Mar 16, 2009 01:40
I'm missing my friend Jyoti tonight. Jyoti is one of those people that I had a great friendship with, but we suffered perpetually from a lack of time and an abundance of distance. There were a few other factors that kept our friendship from truly blooming, but I really came to admire her and connect with her in the rare kind of way that happens only once in a while.

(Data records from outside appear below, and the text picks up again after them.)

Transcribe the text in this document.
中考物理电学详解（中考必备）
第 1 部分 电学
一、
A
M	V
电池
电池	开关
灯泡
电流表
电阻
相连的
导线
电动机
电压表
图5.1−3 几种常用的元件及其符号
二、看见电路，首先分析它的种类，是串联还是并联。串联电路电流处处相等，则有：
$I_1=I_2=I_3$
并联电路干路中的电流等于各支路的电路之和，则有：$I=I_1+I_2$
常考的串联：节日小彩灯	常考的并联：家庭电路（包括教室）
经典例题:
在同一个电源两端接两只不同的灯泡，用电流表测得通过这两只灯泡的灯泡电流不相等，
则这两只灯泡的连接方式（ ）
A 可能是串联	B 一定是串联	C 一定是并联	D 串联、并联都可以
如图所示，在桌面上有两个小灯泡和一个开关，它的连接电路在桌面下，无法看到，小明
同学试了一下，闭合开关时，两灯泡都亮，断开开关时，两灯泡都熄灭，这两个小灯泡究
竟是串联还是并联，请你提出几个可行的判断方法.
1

She joined the Peace Corps and was deployed at the end of the summer last year for Niger. She's had a lot of recent issues - two Americans were kidnapped in a region near hers and she was given some very limited options as to what she could do, since the safety of the Peace Corps members is obviously the top priority. She decided to relocate to a slightly bigger village in a safer region, near a friend she'd met and to start working there. I can only imagine what kind of a life she's having, so totally removed from where and what I know. Of any of the people I know, I've come the closest, *maybe* to knowing what things are like out there, but I've only taken brief jaunts into those kinds of places, while she's made a life out there. Whenever wanderlust sets in, I always wonder just what it would take to go visit her and to see what kind of existence she's fashioned for herself.
Her internet access has been limited, and so time communicating with her is rare, and the chances we get to talk are few and far between, but she's done a good job of making sure people know about major changes in her life. Before she left, she gave me a gift, a copy of the music she'd written and performed, and I'm listening to that music tonight. The very last song on the album is her performance of Sidewalks, by Story of the Year, which is one of my favorite songs of all time - Jyoti introduced me to the song on a mountainside, dedicated it and sang it for me at one of her performances at an Open Mic night on campus, and was one of the main reasons I took up guitar in the first place, to learn that song. It was an incredibly touching gift, on top of an album full of all-original music. It brings back reminders of times past with people who have since moved in their own directions, carrying with them fragments of the dreams we call memories. It takes me back to a time in my life when I knew a lot of happiness, and yet there's a lot of sadness in these songs she wrote, mainly written once the things we knew and cared about started falling apart. We build so much with the people we care about and sometimes we live long enough to see it all shatter, or to fade away without our notice or consent. There's an incredible sense of loss on those moments when you realize again that the people you share your life with are no longer around.
Jyoti, wherever you are, I miss you.